Explorer Uncovered Antarctic’s Mysteries
- 2007 Feb 19
- Times Colonist (Victoria)
- Richard Watts
Sir Ernest Henry Shackleton (Feb. 15, 1874 - Jan. 5, 1922) is probably the most fortunate of all the heroic explorers.
Robert Scott (June 6, 1868 - March 29, 1912) attempted to be the first person to reach the South Pole and then died on the way back to achieve a fame best described as tragic nobility.
Amelia Earhart (July 24, 1897 - July 2, 1937) achieved fame as the first woman to fly solo across the Atlantic. She then disappeared over the Pacific in an attempt to circumnavigate the globe and achieved a kind of wistful, heroic fame.
But Shackleton, born in Ireland and raised in London and a graduate of the merchant navy, lived to bask in the glory of his achievements. He was knighted, famous, feted. And when asked about his failure to reach the South Pole, Shackleton remarked,
Better a live donkey than a dead lion.
Shackleton came from a generation of explorers for whom discovery took a back seat to achieving geographic firsts (the first person to reach the South Pole, the first woman to fly the Atlantic).
After all, Scott owes his lasting fame to his the tragic-dramatic failure to come back alive, dying in the cold a mere 20 kilometres from a supply depot with food and fuel. Scott's death completely overshadows his achievement in reaching the South Pole because he was beaten by the better prepared Norwegian (Roald Amundsen (July 16, 1872 - June, 1928), another big achiever of geographic firsts.
Shackleton achieved his initial series of firsts - the first expedition to the magnetic South Pole, the first ascent of Mount Erebus, an active volcano in the Antarctic, and one of the first humans to cross the Trans-Antarctic Mountain Range - during the 1907-1909 Nimrod Expedition, named after its ship.
It's the hut built during this expedition that is now considered a World Monument and was the subject of Gordon Macdonald's recent repair efforts.

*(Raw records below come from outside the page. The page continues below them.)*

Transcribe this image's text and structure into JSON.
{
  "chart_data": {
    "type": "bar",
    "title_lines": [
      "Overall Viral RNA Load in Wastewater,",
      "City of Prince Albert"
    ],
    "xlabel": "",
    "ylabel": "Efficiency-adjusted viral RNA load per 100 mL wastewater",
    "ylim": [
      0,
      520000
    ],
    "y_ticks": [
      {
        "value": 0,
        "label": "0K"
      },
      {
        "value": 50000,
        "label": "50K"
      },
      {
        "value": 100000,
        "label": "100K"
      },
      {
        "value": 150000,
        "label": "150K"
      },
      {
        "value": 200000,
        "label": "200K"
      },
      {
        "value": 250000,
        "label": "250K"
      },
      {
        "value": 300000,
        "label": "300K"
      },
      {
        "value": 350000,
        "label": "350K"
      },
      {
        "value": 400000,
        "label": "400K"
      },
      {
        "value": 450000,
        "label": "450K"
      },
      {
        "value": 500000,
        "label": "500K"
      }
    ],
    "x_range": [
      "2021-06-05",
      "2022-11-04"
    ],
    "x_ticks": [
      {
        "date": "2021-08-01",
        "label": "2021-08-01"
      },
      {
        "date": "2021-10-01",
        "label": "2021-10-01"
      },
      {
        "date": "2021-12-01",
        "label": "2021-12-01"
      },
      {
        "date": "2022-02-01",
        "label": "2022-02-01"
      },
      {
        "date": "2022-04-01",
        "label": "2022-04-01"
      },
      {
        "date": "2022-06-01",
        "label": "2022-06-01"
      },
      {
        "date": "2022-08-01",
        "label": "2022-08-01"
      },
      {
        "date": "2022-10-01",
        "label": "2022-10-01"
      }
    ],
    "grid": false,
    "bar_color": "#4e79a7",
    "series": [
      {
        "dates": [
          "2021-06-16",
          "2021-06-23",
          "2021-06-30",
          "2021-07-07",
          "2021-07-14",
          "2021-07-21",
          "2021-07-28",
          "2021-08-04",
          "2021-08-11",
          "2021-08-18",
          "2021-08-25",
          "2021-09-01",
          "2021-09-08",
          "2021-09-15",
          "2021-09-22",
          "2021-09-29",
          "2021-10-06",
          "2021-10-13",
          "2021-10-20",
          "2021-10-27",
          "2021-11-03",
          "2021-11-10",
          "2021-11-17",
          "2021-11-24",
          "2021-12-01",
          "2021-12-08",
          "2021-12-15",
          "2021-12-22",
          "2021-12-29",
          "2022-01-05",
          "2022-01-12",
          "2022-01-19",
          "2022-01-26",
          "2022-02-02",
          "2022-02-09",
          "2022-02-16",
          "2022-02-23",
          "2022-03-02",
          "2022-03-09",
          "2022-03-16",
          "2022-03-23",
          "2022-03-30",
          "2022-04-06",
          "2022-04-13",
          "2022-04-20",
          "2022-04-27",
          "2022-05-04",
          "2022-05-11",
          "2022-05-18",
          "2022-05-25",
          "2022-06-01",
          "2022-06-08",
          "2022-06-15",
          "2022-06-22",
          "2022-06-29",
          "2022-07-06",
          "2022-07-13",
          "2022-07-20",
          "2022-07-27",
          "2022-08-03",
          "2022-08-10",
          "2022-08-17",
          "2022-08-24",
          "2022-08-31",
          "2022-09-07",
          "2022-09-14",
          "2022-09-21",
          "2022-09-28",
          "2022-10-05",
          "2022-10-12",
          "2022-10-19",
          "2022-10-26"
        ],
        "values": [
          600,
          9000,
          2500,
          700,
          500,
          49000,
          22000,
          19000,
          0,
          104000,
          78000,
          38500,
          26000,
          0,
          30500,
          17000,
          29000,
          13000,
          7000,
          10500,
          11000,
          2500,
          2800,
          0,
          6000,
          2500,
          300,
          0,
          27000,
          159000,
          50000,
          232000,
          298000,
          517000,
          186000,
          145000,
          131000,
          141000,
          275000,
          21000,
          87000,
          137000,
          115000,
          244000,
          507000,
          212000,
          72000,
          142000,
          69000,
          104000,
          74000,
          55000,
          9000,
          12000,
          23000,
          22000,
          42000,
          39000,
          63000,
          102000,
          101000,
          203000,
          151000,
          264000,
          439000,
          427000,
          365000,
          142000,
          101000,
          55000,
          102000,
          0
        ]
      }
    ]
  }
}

When Shackleton returned to the United Kingdom he was proclaimed a hero and for three years basked in the glory of being
the man who reached furthest to the south.
By 1914, with the South Pole already done, Shackleton was ready to achieve another first, this time to lead the first team to cross Antarctica by way of the pole.
This time, however, the venture had none of the good luck of the Nimrod Expedition. The Imperial Trans-Antarctic Expedition, or Endurance Expedition, if one wants to stay with the ship-naming custom (in this case an appropriate choice), met with early disaster.
The Endurance made it to the Antarctic waters but the ice trapped then broke it. Shackleton and his 27 crew members made it out, hauling three small lifeboats and supplies with them.
All of them eventually made it out alive after Shackleton and five other men managed to sail about 1,500 kilometres across some of the roughest and stormiest waters known to reach the island of South Georgia, about 1,400 kilometres east of the Falkland Islands.
Months later he was able to organize a rescue of the remaining Endurance men left behind on the Antarctic, reaching all 22 of them still alive in August 1916.
It was more than a year later when Shackleton returned to Antarctica to rescue 10 members of a support party, who had been stranded two years, after laying supplies intended to feed Shackleton as he crossed the continent. Three of that party died.
In 1921 Shackleton set out again for the Antarctic, this time a more comfortable voyage aboard the ship Quest, in an attempt to circumnavigate the continent by sea.
On Jan. 4, 1922, on reaching South Georgia, Shackleton stood on the bridge, looking through binoculars when he felt pain in his chest. He died moments later of a massive heart attack at the age of 47. He was buried on South Georgia following the wishes of his wife.